Patience was important, timing was vital, but he wasn’t sure how long he could wait. The experience had been so special, so unique. To experience it again would be, well, perhaps like dying.
He was losing sleep. Even his mother had noticed it, and she rarely noticed anything between her committees and her cocktails. Of course she’d accepted his excuse about studying late and had tutted and patted his cheek and told him not to work so hard. She was such a fool. Still, he didn’t resent her. Her preoccupations had always provided him with the space he needed for his own diversions. In return, he’d given her the illusion of the ideal son. He didn’t play loud music or go to wild parties. Such things were childish anyway.
He might have considered school a waste of time, but he maintained good, even excellent, grades. The simplest way to keep people from bothering you was to give them what they wanted. Or to make them think you were doing so.
He was fastidious, even fussy, about his room and his personal hygiene. In that way it was accepted that the servants would stay out of his personal space. His mother considered it a mild, even endearing, eccentricity. And it insured that no one would find his cache of drugs.
More important, no servant, no family, no friend ever touched his computer.
He had a natural aptitude for machines. They were so much better, so much cleaner than people. He’d been fifteen when he’d tapped into his mother’s personal checking
account. It had been so easy to take what he needed, and so much more rewarding than asking for it. He’d tapped into other accounts, but he’d soon tired of the money.
It was then he’d discovered the phone, and how exciting it could be to listen to other people. Like a ghost. The Fantasy line had been an accident at first. But soon it was all he cared about.
He couldn’t stop, not until he’d found the next, not until he’d found the voice that could soothe the pounding in his head. But he had to be careful.
He knew his mother was a fool, but his father … if his father noticed anything, there’d be questions. Thinking of it, Jerald took a pill, then two. Though he preferred amphetamines to barbiturates, he wanted to sleep that night, and dreamlessly. He knew just how clever his father was.
He’d put his talent to use for years in court before he’d made the almost seamless switch to politics. From Congress to the Senate, Charlton P. Hayden had earned a reputation for power and intelligence. His image was that of a wealthy, privileged man who understood the needs of the masses, who fought for lost causes and won. A paragon, without a shadow to smear his reputation. No, his father had always been a very careful man, a very dedicated man, a very clever man.
Jerald had no doubt that when election year was over, when the votes were tallied and the last of the confetti swept up, his father would be the youngest and most glamorous resident of the Oval Office since Kennedy.
Charlton P. Hayden wouldn’t be pleased to learn that his only son, his heir apparent, had strangled one woman and was waiting for the opportunity to do so again.
But Jerald knew himself to be very clever. No one would ever know that the son of the front-running candidate for president of the United States had a taste for murder. He knew if he could hide it from his father, he could hide it from anyone.
So he sent the flowers, and he sat late at night in the dark, waiting for the right voice and the right words.

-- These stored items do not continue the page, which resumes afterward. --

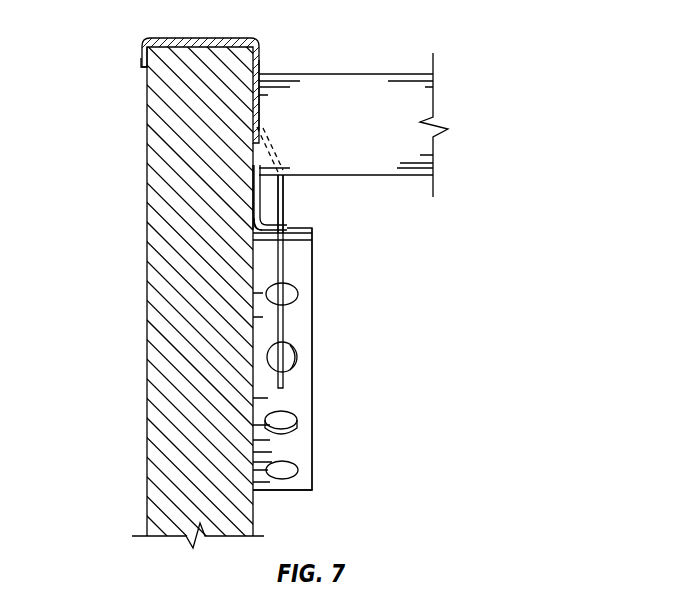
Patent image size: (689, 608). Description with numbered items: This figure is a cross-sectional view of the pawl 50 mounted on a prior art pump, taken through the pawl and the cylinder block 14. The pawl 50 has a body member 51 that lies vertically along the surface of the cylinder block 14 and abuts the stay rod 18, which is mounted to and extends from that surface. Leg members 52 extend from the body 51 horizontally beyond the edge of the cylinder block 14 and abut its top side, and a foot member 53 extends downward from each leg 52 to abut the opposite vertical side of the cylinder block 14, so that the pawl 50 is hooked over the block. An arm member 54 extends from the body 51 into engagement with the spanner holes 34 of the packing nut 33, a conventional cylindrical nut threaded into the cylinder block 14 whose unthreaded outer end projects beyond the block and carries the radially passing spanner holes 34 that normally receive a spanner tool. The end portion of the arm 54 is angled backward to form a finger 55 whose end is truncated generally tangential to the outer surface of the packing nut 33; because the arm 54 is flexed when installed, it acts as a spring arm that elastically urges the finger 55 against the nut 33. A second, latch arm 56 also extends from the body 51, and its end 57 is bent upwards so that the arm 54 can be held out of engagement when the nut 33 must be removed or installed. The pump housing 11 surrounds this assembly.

The panel 11 is at (146, 298).
The cylinder block 14 is at (157, 118).
The stay rod 18 is at (382, 122).
The packing nut 33 is at (305, 467).
The spanner holes 34 is at (293, 352).
The pawl 50 is at (288, 186).
The body member 51 is at (261, 68).
The leg member 52 is at (178, 37).
The foot member 53 is at (141, 62).
The arm member 54 is at (287, 203).
The finger 55 is at (285, 388).
The latch arm 56 is at (252, 183).
The end of latch arm 57 is at (258, 220).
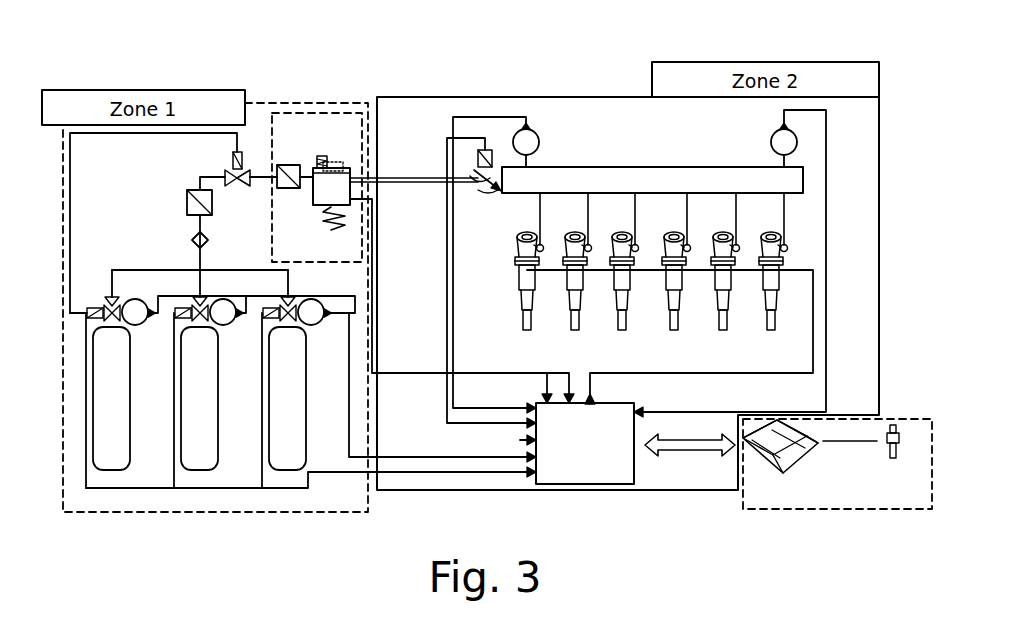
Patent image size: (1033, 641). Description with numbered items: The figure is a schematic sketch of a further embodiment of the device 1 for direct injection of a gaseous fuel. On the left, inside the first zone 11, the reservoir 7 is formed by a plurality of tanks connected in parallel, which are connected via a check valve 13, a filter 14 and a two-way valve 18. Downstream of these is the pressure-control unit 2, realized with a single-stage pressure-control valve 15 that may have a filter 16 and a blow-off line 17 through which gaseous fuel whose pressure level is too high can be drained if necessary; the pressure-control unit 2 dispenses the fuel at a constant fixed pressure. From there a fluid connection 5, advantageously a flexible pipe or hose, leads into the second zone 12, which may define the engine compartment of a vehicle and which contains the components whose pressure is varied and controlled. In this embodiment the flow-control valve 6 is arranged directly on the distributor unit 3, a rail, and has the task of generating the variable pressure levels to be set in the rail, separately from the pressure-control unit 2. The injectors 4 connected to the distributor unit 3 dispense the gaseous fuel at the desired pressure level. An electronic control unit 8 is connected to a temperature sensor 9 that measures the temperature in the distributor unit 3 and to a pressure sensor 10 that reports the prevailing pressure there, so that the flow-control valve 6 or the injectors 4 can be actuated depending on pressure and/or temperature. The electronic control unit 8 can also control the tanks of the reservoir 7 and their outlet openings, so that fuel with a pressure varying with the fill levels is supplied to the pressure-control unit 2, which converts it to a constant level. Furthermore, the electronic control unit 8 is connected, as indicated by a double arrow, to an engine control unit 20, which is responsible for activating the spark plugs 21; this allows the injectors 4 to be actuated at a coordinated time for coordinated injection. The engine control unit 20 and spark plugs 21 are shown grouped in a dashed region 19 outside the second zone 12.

The device 1 is at (500, 82).
The pressure-control unit 2 is at (275, 140).
The distributor unit 3 is at (597, 167).
The injectors 4 is at (583, 300).
The fluid connection 5 is at (415, 178).
The flow-control valve 6 is at (478, 176).
The reservoir 7 is at (212, 458).
The electronic control unit 8 is at (576, 457).
The temperature sensor 9 is at (528, 128).
The pressure sensor 10 is at (770, 138).
The first zone 11 is at (330, 512).
The second zone 12 is at (677, 491).
The check valve 13 is at (192, 240).
The filter 14 is at (187, 195).
The pressure-control valve 15 is at (343, 167).
The filter 16 is at (290, 189).
The blow-off line 17 is at (321, 156).
The two-way valve 18 is at (237, 186).
The external unit 19 is at (877, 510).
The engine control unit 20 is at (812, 458).
The spark plugs 21 is at (898, 458).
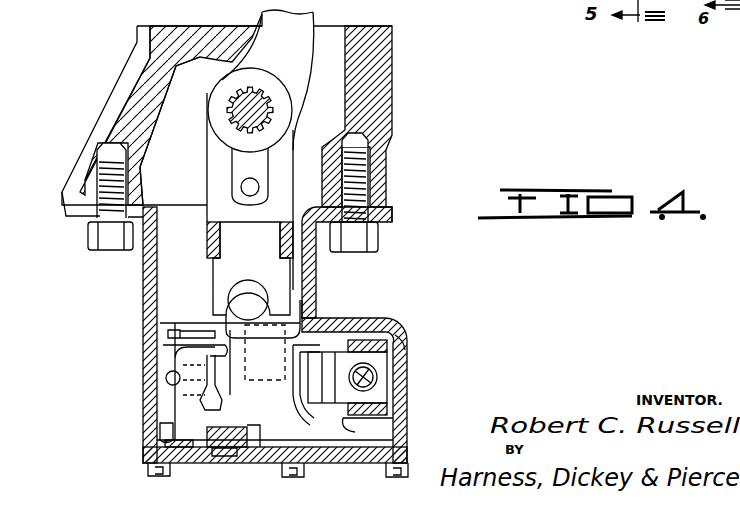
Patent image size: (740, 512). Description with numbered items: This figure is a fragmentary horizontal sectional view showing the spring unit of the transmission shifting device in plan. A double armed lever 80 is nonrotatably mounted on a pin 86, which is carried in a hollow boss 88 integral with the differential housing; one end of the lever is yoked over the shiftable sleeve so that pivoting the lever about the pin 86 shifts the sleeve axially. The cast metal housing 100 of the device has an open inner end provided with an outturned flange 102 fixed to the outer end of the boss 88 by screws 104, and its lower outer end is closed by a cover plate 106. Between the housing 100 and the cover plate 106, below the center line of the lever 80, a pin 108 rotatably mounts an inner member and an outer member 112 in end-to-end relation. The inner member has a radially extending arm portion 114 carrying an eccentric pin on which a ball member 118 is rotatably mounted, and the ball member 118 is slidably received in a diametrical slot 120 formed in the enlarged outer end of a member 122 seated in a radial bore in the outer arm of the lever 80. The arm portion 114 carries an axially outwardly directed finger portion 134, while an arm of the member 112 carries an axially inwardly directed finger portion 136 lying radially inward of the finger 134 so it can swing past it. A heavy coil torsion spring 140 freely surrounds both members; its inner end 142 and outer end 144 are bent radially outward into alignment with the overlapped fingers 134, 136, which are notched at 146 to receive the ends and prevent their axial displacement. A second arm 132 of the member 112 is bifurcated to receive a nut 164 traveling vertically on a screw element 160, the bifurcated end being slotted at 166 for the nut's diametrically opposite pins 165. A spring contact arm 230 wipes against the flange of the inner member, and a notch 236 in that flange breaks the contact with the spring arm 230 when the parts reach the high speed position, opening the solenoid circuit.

The double armed lever 80 is at (313, 26).
The pin 86 is at (232, 118).
The hollow boss 88 is at (386, 170).
The housing 100 is at (139, 294).
The outturned flange 102 is at (380, 220).
The screws 104 is at (90, 238).
The cover plate 106 is at (340, 470).
The pin 108 is at (225, 445).
The member 112 is at (255, 445).
The arm portion 114 is at (228, 320).
The ball member 118 is at (262, 301).
The diametrical slot 120 is at (246, 286).
The member 122 is at (215, 270).
The arm 132 is at (385, 420).
The finger portion 134 is at (350, 332).
The finger portion 136 is at (160, 415).
The coil torsion spring 140 is at (200, 390).
The spring end 142 is at (166, 378).
The spring end 144 is at (300, 410).
The notches 146 is at (217, 362).
The screw element 160 is at (378, 381).
The nut 164 is at (385, 366).
The pins 165 is at (396, 334).
The slot 166 is at (584, 0).
The spring contact arm 230 is at (168, 334).
The notch 236 is at (178, 346).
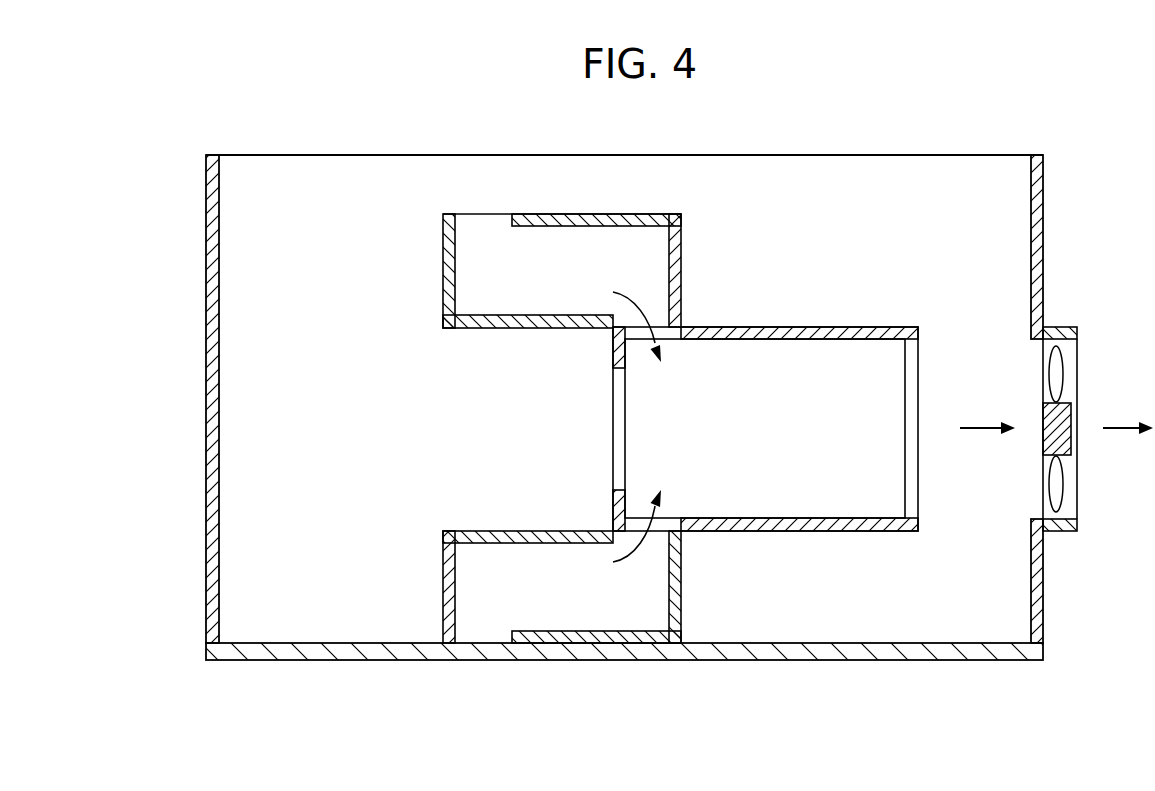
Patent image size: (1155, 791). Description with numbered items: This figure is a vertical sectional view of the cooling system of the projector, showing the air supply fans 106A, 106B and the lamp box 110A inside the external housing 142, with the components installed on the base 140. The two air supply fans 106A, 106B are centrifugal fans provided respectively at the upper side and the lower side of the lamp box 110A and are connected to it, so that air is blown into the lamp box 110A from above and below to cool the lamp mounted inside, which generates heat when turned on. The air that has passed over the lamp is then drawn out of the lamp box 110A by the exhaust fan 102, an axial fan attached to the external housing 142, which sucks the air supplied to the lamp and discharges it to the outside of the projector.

The external housing 142 is at (213, 300).
The base 140 is at (400, 654).
The exhaust fan 102 is at (1050, 329).
The air supply fan 106A is at (416, 264).
The air supply fan 106B is at (491, 508).
The lamp box 110A is at (799, 565).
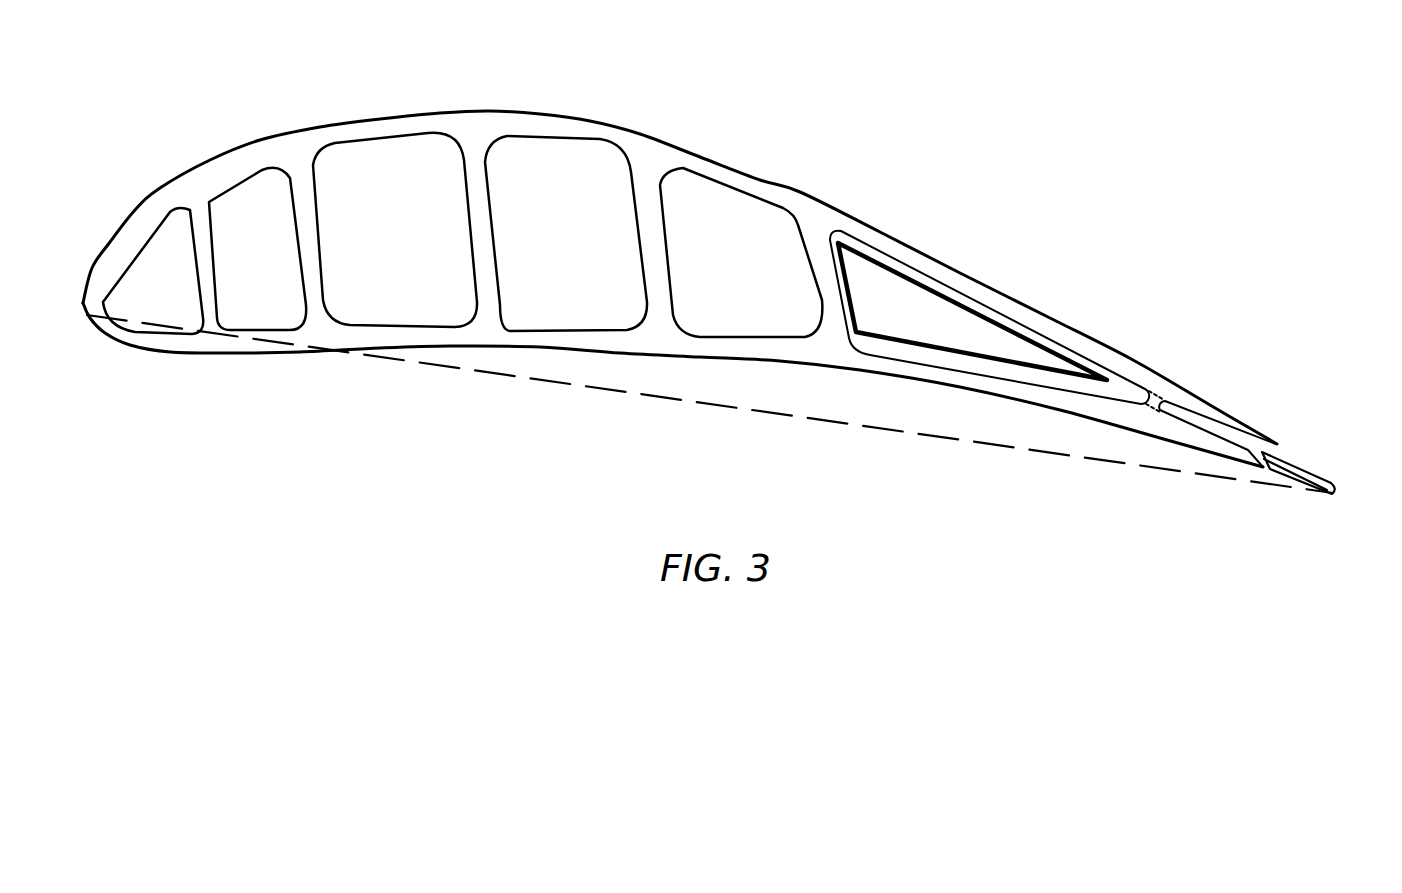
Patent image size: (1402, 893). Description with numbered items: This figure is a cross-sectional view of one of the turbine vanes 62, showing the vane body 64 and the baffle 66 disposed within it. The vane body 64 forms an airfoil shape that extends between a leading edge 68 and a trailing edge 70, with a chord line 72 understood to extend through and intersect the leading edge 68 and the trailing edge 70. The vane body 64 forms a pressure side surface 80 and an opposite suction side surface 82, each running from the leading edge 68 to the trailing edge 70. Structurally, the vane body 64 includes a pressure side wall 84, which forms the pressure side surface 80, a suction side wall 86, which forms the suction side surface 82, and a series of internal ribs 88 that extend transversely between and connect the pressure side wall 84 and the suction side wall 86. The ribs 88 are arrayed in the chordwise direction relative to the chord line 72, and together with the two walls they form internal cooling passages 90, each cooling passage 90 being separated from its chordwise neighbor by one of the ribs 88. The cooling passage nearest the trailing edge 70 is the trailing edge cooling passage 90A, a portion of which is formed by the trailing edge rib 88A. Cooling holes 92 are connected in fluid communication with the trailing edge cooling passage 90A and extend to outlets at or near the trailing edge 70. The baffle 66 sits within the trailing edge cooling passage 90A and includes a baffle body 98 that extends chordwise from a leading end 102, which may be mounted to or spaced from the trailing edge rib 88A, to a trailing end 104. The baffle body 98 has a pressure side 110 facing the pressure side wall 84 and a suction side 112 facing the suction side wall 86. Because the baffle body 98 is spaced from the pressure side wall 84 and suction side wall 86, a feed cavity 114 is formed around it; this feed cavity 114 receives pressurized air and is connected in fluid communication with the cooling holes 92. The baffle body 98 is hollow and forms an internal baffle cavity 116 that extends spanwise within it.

The vane 62 is at (952, 142).
The vane body 64 is at (650, 160).
The baffle 66 is at (950, 348).
The leading edge 68 is at (83, 303).
The trailing edge 70 is at (1335, 490).
The chord line 72 is at (1152, 467).
The pressure side surface 80 is at (710, 357).
The suction side surface 82 is at (530, 113).
The pressure side wall 84 is at (658, 333).
The suction side wall 86 is at (380, 131).
The internal ribs 88 is at (200, 242).
The trailing edge rib 88A is at (823, 265).
The internal cooling passages 90 is at (166, 301).
The trailing edge cooling passage 90A is at (985, 292).
The cooling holes 92 is at (1230, 413).
The baffle body 98 is at (1040, 338).
The leading end 102 is at (843, 308).
The trailing end 104 is at (1107, 380).
The pressure side 110 is at (1030, 363).
The suction side 112 is at (1010, 322).
The feed cavity 114 is at (927, 282).
The baffle cavity 116 is at (930, 321).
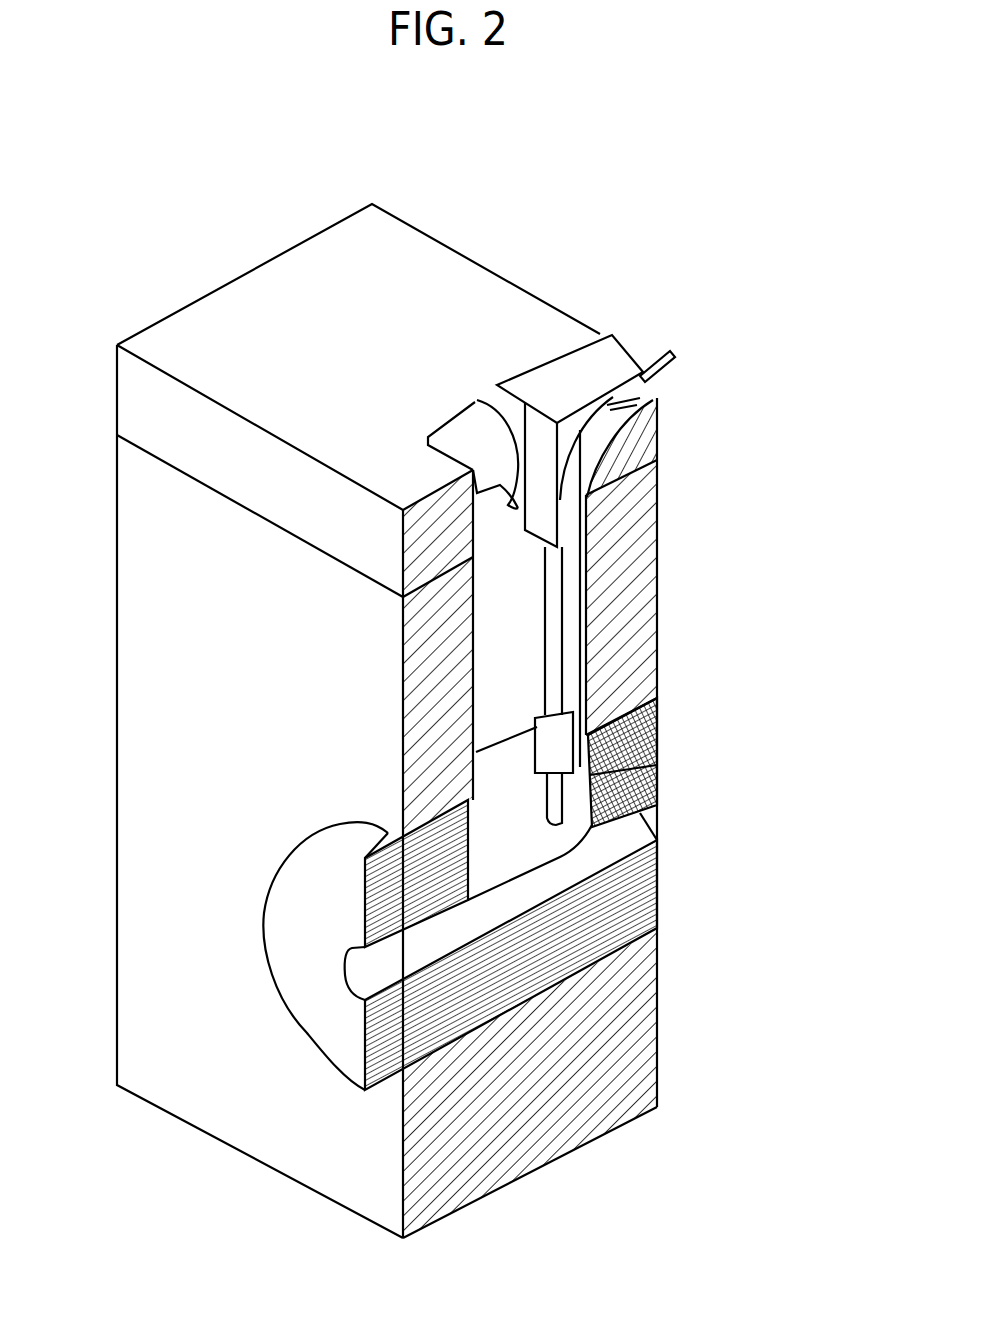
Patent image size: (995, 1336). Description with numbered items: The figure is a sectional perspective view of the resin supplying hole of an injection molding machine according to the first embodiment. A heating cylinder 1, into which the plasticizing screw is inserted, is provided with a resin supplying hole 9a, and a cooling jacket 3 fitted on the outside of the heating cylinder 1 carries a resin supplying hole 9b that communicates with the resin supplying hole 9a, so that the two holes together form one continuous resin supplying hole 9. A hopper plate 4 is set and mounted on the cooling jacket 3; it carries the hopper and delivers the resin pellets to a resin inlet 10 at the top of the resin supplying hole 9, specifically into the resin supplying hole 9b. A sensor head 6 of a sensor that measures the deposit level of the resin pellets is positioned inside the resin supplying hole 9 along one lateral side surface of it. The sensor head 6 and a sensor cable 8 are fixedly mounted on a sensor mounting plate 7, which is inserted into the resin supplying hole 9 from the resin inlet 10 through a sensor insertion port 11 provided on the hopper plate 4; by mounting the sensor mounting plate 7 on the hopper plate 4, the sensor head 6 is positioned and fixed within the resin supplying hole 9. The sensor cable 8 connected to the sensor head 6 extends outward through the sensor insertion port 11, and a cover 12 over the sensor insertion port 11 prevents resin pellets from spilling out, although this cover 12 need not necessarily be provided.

“Thank you for coming, Sister.” Grace knew it was foolish to feel odd about shaking a nun’s hand. It was simply that she couldn’t help remembering how many times her knuckles had been whacked by one with a ruler. And she couldn’t quite get used to the fact that they didn’t wear habits anymore. The nun who had introduced herself as Sister Alice wore a small silver crucifix with her conservative black suit and low-heeled pumps. But there was no wimple and robe.